Europäisches Meinungsbild gegenüber Israel gibt Anlass zur Sorge

Share on facebook
Share on twitter
Share on linkedin
Share on print
Share on email

Die Wahrnehmung Europas unter israelischen Bürgern ist durchaus positiv. Ganz anders dagegen ist es um das Israel-Bild europäischer Bürger bestellt. Zu diesem Ergebnis kommt eine jüngst von der Bertelsmann Stiftung veröffentlichte Studie. Lediglich jeder fünfte Europäer gab hierbei an, ein positives Bild von Israel zu haben. Umgekehrt äußerten sich 61% der Israelis positiv über Europa. 

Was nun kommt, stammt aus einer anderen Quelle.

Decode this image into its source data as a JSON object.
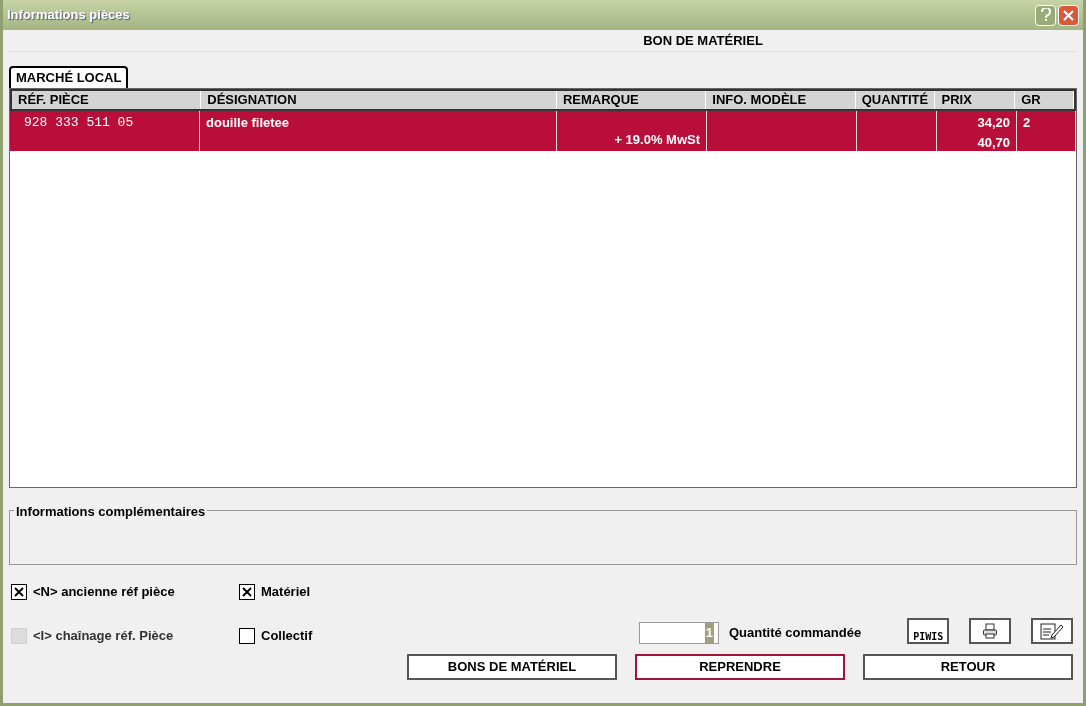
{
  "window": {
    "title": "Informations pièces"
  },
  "header": "BON DE MATÉRIEL",
  "tabs": [
    {
      "label": "MARCHÉ LOCAL",
      "selected": true
    }
  ],
  "table": {
    "columns": [
      "RÉF. PIÈCE",
      "DÉSIGNATION",
      "REMARQUE",
      "INFO. MODÈLE",
      "QUANTITÉ",
      "PRIX",
      "GR"
    ],
    "rows": [
      {
        "selected": true,
        "ref": "928 333 511 05",
        "designation": "douille filetee",
        "remarque": "+ 19.0% MwSt",
        "info_modele": "",
        "quantite": "",
        "prix": [
          "34,20",
          "40,70"
        ],
        "gr": "2"
      }
    ]
  },
  "info_group": {
    "title": "Informations complémentaires"
  },
  "checkboxes": [
    {
      "label": "<N> ancienne réf pièce",
      "checked": true,
      "disabled": false
    },
    {
      "label": "Matériel",
      "checked": true,
      "disabled": false
    },
    {
      "label": "<I> chaînage réf. Pièce",
      "checked": false,
      "disabled": true
    },
    {
      "label": "Collectif",
      "checked": false,
      "disabled": false
    }
  ],
  "quantity": {
    "value": "1",
    "label": "Quantité commandée"
  },
  "piwis_button": {
    "label": "PIWIS"
  },
  "buttons": [
    {
      "label": "BONS DE MATÉRIEL",
      "selected": false
    },
    {
      "label": "REPRENDRE",
      "selected": true
    },
    {
      "label": "RETOUR",
      "selected": false
    }
  ]
}
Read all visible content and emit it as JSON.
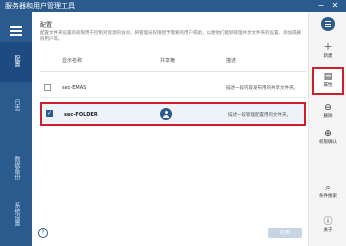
{
  "window": {
    "title": "服务器和用户管理工具",
    "minimize_glyph": "−",
    "close_glyph": "✕"
  },
  "nav": {
    "items": [
      {
        "label": "配置"
      },
      {
        "label": "日志"
      },
      {
        "label": "数据备份"
      },
      {
        "label": "系统设置"
      }
    ]
  },
  "main": {
    "section_title": "配置",
    "description": "配置文件夹设置的权限用于控制对资源的访问，将管理员权限授予需要的用户或组，以便他们能够管理共享文件夹的设置、添加或删除用户等。"
  },
  "table": {
    "headers": {
      "name": "显示名称",
      "admin": "共享権",
      "desc": "描述"
    },
    "rows": [
      {
        "name": "sec-EMAS",
        "desc": "描述一段内容发布用的共享文件夹。",
        "checked": false,
        "check_glyph": ""
      },
      {
        "name": "sec-FOLDER",
        "desc": "描述一段管理配置用的文件夹。",
        "checked": true,
        "check_glyph": "✓"
      }
    ]
  },
  "footer": {
    "help_glyph": "?",
    "apply_label": "应用"
  },
  "actions": [
    {
      "icon": "new-icon",
      "glyph": "＋",
      "label": "新建"
    },
    {
      "icon": "properties-icon",
      "glyph": "▤",
      "label": "属性"
    },
    {
      "icon": "delete-icon",
      "glyph": "⊖",
      "label": "删除"
    },
    {
      "icon": "permissions-icon",
      "glyph": "⊕",
      "label": "权限确认"
    },
    {
      "icon": "search-icon",
      "glyph": "⌕",
      "label": "条件搜索"
    },
    {
      "icon": "info-icon",
      "glyph": "ⓘ",
      "label": "关于"
    }
  ],
  "colors": {
    "primary": "#2b5a8f",
    "highlight": "#cc1f2a",
    "selected_row": "#eef3f9"
  }
}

Die Ergebnisse der Studie stimmen nachdenklich. Offenbar bestehen in Europa weiterhin eklatante Zerrbilder über den jüdischen Staat Israel. Dies liegt nicht zuletzt auch daran, dass Israel in den europäischen Medien hauptsächlich im Kontext des Nahostkonflikts dargestellt wird. Eine vielfältige und ausgewogene Berichterstattung über das gesellschaftliche Leben findet dagegen viel zu selten Platz in der medialen Berichterstattung.

Bedenklich erscheint insbesondere die große Zahl von deutschen Umfrageteilnehmern, die einen Schlussstrich unter die Vergangenheit setzen möchten. Lediglich noch eine knappe Hälfte (55 Prozent) der Befragten ist hierzulande der Meinung, dass Europa aufgrund des nationalsozialistischen Völkermords an den europäischen Juden eine besondere Verantwortung für das jüdische Volk trage. In Bezug auf den Staat Israel liegt der Wert mit 40 Prozent sogar noch niedriger. Zudem vertreten über die Hälfte der deutschen Befragten die Meinung, dass der Judenverfolgung 70 Jahre nach Ende des Zweiten Weltkrieges weniger öffentliche Aufmerksamkeit zukommen solle.

Diese Ergebnisse stehen im Gegensatz zur aktuellen „Israel Umfrage“ unter Abgeordneten des Deutschen Bundestages und der Landtage, die ELNET Deutschland Anfang des Jahres veröffentlichte. Hier gaben 99% der politischen Entscheider an, dass die deutsch-israelischen Beziehungen einen besonderen Stellenwert für Deutschland hätten. Die aus der deutschen Geschichte erwachsene besondere Verantwortung Deutschlands war dabei der am häufigsten genannte Grund.   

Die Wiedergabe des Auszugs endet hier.